Muy bueno tenía que ser este Ambrosio como funcionario público. Pudiera pensarse que llegó a Gobernador de Millán, por las influencias de su padre, quien era Prefecto de las Galias, pero no. Dicen que el puesto se lo ganó a pulso, pues era del dominio común su preparación intelectual, moral, artística y religiosa. Uno de esos personajes que andan por la calle y ante quienes los transeúntes se inclinan. Uno de esos individuos que infunden respeto, admiración y aplauso. Eso debió de ser este tal Ambrosio, que seguía los pasos de su padre en la vida política, pero que la voz popular le cambió el camino.

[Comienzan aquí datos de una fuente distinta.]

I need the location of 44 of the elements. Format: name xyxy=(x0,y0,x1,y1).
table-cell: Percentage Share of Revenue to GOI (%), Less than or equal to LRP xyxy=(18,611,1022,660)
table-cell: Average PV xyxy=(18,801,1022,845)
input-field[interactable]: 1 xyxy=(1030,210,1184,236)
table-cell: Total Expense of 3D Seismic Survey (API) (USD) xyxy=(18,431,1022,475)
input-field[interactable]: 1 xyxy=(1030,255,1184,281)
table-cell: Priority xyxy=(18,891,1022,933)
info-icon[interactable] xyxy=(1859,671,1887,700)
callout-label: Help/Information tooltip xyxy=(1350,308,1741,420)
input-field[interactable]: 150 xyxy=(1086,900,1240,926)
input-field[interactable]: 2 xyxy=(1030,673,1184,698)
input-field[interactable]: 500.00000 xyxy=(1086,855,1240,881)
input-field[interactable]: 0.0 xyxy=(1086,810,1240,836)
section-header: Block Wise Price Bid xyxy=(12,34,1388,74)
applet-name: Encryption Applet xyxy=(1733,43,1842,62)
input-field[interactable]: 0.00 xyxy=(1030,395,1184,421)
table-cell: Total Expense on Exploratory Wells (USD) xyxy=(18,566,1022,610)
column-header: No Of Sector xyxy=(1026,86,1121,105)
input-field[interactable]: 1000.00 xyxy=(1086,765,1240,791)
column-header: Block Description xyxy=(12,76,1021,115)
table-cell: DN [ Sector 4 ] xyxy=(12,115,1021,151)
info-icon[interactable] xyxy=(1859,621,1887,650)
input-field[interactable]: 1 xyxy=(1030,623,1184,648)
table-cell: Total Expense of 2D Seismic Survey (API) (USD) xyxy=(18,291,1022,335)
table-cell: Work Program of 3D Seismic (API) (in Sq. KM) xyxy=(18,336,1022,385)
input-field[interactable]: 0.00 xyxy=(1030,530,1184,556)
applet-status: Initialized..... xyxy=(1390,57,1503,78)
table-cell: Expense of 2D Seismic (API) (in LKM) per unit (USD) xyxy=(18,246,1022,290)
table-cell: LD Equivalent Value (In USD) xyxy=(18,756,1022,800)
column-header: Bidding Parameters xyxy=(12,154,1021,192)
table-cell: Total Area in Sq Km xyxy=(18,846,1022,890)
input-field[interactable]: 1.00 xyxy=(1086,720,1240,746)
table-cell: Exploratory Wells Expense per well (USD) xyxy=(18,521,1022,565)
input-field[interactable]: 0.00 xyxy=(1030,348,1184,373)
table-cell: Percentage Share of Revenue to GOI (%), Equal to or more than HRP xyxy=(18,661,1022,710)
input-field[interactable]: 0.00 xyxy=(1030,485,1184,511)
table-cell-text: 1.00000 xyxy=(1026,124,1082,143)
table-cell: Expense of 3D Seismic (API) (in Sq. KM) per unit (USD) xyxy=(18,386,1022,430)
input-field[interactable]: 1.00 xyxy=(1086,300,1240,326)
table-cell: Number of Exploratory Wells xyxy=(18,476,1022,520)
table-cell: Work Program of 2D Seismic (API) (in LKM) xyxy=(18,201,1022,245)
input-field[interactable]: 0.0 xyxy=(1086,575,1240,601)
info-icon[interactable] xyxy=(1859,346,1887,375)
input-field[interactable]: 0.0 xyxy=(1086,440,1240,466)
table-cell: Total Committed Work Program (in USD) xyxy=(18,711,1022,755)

Ya era gobernador de Millán cuando la ciudad se quedó sin obispos. Y había dos bandos, porque en aquella época, posiblemente como en todas, unos van con un candidato y otros con el opositor. Cosas no solamente de la política sino también de la propaganda. Y, en casos así, los ánimos se exaltan, las amenazas crecen, las calles de las ciudades se convierten en insultos para unos y en aplausos para otros. Los candidatos, a la vez que tratan de demostrar que cada cual es el mejor, los opositores tratan lo contrario: que el único bueno es el de ellos.
Muy alterada andaba la vida de los milaneses por esta causa. Y podían llegar las revueltas. De ahí que el gobernador, Ambrosio, se acercó a la catedral, donde vociferaban ambos bandos, y les exhortó a la prudencia, a la razón, y a dejar de lado la violencia, tanto la verbal como la física. Y hete ahí que una voz retumbó en la catedral, y dijo:
- ¡Queremos por obispo al gobernador Ambrosio!
Dicho y hecho. No hubo más discusiones. Los bandos en lid aplaudieron, y el grito unánime proclamó al nuevo obispo: ¡Ambrosio, el gobernador! Ni siquiera era sacerdote, pero no importaba. De eso se encargarían las leyes eclesiásticas. Como, efectivamente, se encargaron. Fue ordenado sacerdote.
Por eso digo que algo tenía este Ambrosio, como luego lo demostró. El pincel de Valdés Leal anduvo hurgando en su vida y nos ha dejado, en bellísimos cuadros su temple, su dignidad, su decisión, su coraje. Se llevaba bien con todos, hasta con los Emperadores. Y éstos, conscientes de la autoridad del Obispo, cedían ante sus reclamos. Me gusta muchísimo eso que se cuenta que dijo, cuando el Emperador intentó inmiscuirse en los asuntos eclesiásticos: “Díganle al Emperador que el Emperador está en la Iglesia, pero no sobre la Iglesia”. Valga decir que, en aquellos tiempos, no resultaba fácil lidiar con los Emperadores. Posiblemente en ningún tiempo, tampoco ahora, lo es.
Hombre recio, hombre de altura, hombre intelectual, artista, escritor, hasta músico. Dicen que enseñaba canciones a sus feligreses. Cuando uno lo ve captado por el pincel de Valdés Leal no acierta más que a pensar en la dignidad, en lo ceremonioso, en lo ritual. Era un obispo con prestancia. El pincel lo captó perdonando, revestido de obispo, al Emperador, postrado ante él, lo capto igualmente sumiso, cuando no nombraron gobernador de Milán, y lo captó durante la última comunión, revestido con la dignidad cercana de la muerte. Es decir, todo un obispo, todo un gobernador, que sabía cuándo debía ceder y perdonar y cuando, perdonando, no era posible ceder.